Во тьме метельной ночи замазка кусочками отваливалась от окна и летела в снег. Был загнут в дерево рамы один тонкий гвоздик, другой… Вдруг между тучами вспыхнул короткий просвет, и Хитрово-Квашнин ясно различил, что через стекло на него смотрят глаза! Нет, не больного разбойника, и не отраженье его очей… Это были красивые глаза… юной девушки! Боже, это еще что такое? Как это может быть?!
Выставив, наконец, стекло и осторожно прислонив его к стене, он громким шепотом спросил:
– Кто вы, сударыня?.. Не бойтесь, я не причиню вам вреда!
– Я девица из дворян Юлия Вячеслова, – послышался шепот. – А вы кто?
– Штабс-ротмистр Хитрово-Квашнин, петродарский помещик. Остановился здесь на ночлег, вот спасаюсь теперь от разбойников и холода.
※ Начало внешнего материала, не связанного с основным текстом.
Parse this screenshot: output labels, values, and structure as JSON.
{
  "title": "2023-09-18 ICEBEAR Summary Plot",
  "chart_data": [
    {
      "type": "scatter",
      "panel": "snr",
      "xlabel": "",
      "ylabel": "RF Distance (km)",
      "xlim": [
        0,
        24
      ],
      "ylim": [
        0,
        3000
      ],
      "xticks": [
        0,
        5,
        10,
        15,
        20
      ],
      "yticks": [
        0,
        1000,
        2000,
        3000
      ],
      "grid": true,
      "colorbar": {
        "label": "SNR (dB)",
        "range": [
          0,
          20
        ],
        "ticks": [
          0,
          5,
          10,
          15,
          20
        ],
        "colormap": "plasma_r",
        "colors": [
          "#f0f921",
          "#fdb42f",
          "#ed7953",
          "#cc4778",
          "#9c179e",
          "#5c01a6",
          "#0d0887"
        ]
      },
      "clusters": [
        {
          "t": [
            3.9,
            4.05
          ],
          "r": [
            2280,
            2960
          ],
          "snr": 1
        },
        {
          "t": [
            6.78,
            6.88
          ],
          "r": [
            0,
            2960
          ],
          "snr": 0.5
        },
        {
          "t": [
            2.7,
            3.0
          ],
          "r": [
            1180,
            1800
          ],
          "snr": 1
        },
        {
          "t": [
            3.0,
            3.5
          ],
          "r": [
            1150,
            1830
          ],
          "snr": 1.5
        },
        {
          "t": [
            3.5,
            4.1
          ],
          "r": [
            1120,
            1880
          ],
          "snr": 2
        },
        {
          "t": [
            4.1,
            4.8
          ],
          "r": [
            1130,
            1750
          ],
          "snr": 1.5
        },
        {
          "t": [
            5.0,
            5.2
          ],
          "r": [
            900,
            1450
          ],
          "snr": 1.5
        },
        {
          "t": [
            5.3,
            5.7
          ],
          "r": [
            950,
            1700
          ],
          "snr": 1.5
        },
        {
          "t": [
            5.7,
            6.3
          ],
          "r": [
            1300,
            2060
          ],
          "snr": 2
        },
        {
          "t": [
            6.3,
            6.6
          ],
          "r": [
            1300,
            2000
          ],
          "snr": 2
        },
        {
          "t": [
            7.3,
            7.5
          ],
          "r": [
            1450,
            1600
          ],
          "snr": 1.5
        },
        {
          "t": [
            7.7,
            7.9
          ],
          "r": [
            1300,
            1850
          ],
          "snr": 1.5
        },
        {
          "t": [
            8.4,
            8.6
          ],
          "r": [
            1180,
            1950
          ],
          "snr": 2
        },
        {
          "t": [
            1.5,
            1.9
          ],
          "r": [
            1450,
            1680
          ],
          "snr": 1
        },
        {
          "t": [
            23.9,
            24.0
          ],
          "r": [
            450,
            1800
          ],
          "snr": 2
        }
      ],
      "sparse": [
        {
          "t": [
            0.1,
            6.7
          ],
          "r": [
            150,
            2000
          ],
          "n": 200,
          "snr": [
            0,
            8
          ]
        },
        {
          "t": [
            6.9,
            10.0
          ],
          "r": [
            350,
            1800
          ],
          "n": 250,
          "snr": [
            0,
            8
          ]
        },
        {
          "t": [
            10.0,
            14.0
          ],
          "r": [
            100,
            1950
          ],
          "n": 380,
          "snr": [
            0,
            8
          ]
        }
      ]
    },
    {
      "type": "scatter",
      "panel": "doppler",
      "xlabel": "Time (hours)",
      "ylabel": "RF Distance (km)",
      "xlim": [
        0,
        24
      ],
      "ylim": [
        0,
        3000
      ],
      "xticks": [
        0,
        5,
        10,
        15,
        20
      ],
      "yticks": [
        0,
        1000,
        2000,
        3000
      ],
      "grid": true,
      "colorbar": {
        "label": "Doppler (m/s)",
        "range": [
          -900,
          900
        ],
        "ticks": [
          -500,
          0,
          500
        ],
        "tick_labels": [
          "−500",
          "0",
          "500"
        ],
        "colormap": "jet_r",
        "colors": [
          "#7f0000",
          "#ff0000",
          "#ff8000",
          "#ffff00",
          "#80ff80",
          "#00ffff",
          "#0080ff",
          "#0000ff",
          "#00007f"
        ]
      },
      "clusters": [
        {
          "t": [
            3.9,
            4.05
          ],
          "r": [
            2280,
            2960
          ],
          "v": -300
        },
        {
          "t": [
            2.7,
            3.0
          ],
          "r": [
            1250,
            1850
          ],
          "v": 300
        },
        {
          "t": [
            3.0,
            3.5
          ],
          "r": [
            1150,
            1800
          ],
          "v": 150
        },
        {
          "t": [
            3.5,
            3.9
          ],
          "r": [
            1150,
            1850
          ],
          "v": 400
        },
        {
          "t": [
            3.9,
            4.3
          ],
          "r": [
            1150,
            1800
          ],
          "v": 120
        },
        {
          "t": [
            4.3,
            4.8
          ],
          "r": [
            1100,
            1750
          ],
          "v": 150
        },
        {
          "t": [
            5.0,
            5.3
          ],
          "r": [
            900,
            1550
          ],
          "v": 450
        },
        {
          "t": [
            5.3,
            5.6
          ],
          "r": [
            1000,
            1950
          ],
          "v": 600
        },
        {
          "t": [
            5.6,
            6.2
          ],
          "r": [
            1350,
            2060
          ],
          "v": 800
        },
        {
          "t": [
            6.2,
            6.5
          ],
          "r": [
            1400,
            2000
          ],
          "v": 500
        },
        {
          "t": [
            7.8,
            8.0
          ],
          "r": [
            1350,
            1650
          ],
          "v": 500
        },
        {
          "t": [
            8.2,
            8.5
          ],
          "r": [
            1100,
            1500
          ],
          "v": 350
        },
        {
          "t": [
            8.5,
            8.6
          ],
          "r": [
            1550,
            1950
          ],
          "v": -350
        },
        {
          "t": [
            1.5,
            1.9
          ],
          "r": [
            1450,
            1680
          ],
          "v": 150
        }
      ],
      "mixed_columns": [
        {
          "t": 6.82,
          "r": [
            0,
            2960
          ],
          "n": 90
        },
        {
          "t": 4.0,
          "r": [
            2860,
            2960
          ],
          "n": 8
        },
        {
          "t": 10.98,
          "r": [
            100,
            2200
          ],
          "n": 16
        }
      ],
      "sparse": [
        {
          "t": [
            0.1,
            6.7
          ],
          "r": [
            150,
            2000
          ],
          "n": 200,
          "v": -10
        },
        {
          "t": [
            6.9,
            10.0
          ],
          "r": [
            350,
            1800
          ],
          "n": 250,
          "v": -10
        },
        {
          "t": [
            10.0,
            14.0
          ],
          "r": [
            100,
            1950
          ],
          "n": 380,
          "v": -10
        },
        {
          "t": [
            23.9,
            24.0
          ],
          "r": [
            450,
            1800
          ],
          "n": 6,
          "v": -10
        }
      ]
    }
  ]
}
– Они убили мою маму, нашего кучера, – задрожал тонкий голосок, – а меня запрятали сюда. Я слышала, как… как вы приехали… Но боялась… боялась что-либо сказать… Меня запугали.
Ах, сволочи! Вот, оказывается, какой здесь больной! Мать они ограбили и убили, а дочь для забав или чего другого оставили в живых! Теперь понятно, откуда взялась в бричке узенькая перчатка, ясно, о чем умолчал Пафнутий!..
Через минуту дворянин забрался внутрь. Сразу же, дабы не упускать тепло, попросил подушку, чтобы заткнуть дыру в окне. Немного привыкнув к темноте комнаты, стал различать контуры худенькой девичьей фигуры.
– Присаживайтесь на стул, – также шепотом произнесла Юлия. – Он там, в углу. Я сяду в изголовье кровати.
Хитрово-Квашнин присел, хотел было достать трубку, но передумал.
– Хм-м, вот ведь как вышло… Главарь, представившись купцом, убедил меня, что в этой комнате лежит его помощник, страдающий заразной болезнью… Кстати, он часто заглядывает сюда?
– Разговаривал со мной два раза, приносил еду. Твердил, что убьет, если я хотя бы пикну. Стращала меня с самого начала и эта подлая Калерия. Это она убила маму, проклятая!
Плечи девушки затряслись, она тихо и горько заплакала.